L'antre du savoir, ou quelque chose dans ce goût-là
@Li-Mei Zhang460 mots
Ta petite ruelle le matin en fin d'hiver, elle est maussade. Voire lugubre, en raison des corbeaux qui s'y massent en croassant bruyamment. C'est le début du mois de mars, et le printemps se fait plus que désirer. Heureusement, en cette saison, fabriquer des potions apporte ce petit plaisir de réchauffer l'ensemble de l'étage grâce à l'irori au-dessus duquel le contenu d'un de tes chaudrons mitonne. Assis sur un tabouret placé devant, comme un vieux qui soulage ses rhumatismes, tu es tout seul à travailler dans l'atelier, avec un pilon et un mortier pour broyer machinalement des ingrédients à ajouter à la marmite.Tu repères finalement le bruit d'un battement d'ailes et les appels de Wilhelm ne tardent pas à t'informer d'une visite plus efficacement que la sonnette de comptoir. Quand il est sur son perchoir et qu'il n'est pas occupé à dormir ou à manger, ses "bonjour" répétitifs accueillent – ou assourdissent – toustes les inconnu·e·s qui passent la porte de la boutique. Tu poses tes ustensiles et tu recouvres d'un torchon ta préparation pour éviter qu'elle ne sèche, le temps que tu ailles voir de qui il s'agit. Enfin, avant ça, tu te permets de te faire couler un troisième café en salle de pause. Bref, faut pas être pressé, avec toi.
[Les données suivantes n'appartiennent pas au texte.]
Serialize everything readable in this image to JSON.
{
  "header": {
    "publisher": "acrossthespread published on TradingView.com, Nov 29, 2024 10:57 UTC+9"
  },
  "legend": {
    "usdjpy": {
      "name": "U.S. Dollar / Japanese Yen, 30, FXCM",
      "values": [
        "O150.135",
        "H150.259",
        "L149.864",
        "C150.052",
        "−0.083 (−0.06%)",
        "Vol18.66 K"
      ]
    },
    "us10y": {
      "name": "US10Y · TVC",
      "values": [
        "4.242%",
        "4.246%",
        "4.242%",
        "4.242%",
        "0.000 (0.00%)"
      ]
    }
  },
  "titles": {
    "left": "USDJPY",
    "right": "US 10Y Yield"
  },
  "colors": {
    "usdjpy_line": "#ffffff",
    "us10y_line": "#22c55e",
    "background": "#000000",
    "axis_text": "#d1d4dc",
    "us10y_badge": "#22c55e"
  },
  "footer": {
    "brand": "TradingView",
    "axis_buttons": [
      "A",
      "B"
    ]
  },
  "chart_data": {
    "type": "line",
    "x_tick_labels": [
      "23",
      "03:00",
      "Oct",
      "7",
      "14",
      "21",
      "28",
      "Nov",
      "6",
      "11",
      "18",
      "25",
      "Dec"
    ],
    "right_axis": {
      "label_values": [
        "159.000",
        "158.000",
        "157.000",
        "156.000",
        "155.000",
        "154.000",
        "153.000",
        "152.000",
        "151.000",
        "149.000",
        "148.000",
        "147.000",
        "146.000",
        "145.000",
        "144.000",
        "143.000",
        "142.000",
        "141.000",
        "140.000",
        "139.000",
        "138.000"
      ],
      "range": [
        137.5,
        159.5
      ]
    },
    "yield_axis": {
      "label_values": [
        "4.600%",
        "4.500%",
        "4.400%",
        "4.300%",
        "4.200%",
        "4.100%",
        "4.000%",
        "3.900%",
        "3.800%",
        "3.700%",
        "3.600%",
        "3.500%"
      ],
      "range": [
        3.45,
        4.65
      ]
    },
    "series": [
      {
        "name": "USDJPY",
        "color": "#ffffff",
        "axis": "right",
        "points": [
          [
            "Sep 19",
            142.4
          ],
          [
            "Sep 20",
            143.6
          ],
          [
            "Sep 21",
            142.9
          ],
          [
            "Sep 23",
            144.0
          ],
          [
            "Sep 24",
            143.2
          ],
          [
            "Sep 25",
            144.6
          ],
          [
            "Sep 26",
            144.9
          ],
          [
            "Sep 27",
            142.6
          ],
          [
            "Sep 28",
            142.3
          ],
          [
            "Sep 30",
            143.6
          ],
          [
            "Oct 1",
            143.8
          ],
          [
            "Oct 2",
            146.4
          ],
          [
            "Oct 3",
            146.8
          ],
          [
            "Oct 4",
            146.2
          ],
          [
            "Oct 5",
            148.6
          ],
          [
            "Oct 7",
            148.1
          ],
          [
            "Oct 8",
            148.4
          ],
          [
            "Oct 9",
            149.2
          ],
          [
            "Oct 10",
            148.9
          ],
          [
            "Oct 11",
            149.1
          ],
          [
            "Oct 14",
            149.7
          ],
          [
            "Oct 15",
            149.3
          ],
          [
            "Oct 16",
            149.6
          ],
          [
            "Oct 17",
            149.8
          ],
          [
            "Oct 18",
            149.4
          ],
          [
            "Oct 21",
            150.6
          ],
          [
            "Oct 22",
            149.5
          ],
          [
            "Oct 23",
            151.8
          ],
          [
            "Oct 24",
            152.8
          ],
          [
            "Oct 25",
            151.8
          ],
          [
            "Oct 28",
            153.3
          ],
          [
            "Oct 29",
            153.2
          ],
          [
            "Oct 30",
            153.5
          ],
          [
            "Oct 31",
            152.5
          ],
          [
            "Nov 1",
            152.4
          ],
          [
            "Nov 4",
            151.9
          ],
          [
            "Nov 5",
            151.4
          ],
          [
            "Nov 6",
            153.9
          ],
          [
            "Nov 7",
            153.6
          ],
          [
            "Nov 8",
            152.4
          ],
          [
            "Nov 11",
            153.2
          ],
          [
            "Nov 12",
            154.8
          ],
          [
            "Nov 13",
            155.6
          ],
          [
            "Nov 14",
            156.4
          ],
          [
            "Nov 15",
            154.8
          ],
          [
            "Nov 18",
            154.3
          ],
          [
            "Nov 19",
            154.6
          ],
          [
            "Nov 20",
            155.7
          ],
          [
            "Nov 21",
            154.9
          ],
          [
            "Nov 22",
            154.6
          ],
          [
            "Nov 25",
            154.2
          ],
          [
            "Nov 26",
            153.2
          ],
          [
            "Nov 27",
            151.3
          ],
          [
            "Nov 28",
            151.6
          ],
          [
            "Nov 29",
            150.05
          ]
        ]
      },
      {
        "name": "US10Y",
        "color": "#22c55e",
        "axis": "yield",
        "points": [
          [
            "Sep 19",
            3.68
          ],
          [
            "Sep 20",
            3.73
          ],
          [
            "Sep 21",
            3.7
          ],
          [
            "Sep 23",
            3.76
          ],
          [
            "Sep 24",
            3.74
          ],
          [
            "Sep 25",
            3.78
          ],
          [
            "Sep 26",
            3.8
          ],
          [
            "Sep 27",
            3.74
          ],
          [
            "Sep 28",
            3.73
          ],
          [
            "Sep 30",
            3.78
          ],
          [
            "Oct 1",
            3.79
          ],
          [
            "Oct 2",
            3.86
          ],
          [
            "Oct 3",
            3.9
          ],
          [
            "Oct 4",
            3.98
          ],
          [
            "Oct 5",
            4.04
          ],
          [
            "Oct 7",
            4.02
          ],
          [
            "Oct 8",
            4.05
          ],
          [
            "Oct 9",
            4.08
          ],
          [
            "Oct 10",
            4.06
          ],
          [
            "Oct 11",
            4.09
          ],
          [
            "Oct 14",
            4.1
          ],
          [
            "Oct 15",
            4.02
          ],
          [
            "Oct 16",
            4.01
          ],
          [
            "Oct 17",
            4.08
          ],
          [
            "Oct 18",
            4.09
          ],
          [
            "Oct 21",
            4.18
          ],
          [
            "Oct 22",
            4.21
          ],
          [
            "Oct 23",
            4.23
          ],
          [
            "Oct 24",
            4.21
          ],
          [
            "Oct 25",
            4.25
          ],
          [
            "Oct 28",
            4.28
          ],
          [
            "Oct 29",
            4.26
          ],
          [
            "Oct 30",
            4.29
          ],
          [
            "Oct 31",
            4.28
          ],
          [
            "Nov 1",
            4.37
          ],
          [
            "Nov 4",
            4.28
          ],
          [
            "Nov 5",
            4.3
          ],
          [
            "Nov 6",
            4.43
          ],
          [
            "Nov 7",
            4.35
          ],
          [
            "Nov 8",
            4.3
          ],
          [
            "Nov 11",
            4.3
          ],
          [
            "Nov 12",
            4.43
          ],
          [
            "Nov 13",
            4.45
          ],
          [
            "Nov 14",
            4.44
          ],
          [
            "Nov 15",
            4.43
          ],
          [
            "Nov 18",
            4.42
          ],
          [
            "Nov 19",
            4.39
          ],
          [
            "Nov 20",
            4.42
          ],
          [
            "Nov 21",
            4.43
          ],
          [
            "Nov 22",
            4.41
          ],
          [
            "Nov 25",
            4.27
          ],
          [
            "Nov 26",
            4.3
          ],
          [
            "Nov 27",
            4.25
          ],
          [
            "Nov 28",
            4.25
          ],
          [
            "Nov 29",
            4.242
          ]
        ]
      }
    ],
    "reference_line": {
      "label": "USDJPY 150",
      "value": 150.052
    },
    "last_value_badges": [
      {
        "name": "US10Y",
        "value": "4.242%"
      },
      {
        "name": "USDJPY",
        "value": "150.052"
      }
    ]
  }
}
Quand enfin tu passes à l'avant du magasin avec ton mug fumant pour voir à qui tu as affaire – et pour calmer le corvidé qui s'égosille et recherche à tout prix de l'attention –, tu reconnais avec peine le visage d'une jeune femme que tu as rencontré quelques temps plus tôt, tu ne sais plus quand exactement ; elle est amie avec Clément, et elle travaille avec lui sur un de ses projets, si tu te souviens bien ? Les détails ne te reviennent pas, en revanche, c'est seulement maintenant que tu réalises qu'à la base, c'est toi qui lui as proposé de te rendre visite après avoir conversé avec elle. Saaauf... que tu avais oublié que tu devais la recevoir aujourd'hui.
Pour ta défense, la deuxième moitié de ton mois de février t'as bien lobotomisé, et tu ne t'en es remis qu'il y a une poignée de jours. Alors tes rendez-vous, tes obligations... Tu commences à peine à raccrocher les wagons de tout ça.
— Oh, salut ! Ça faisait une paie, essaies-tu de la saluer, alors que tu galères à retrouver son prénom. Fais pas gaffe à ce brailleur, il est juste excité de voir du monde. Je te sers un truc ?
... Elle est venue pour quoi, déjà ? Est-ce qu'elle avait un besoin spécifique ? Mince. Tu espères qu'elle n'attendais pas que tu lui prépares des potions en particulier, parce que ça fait des semaines que tu essaies de rattraper tes commandes en retard.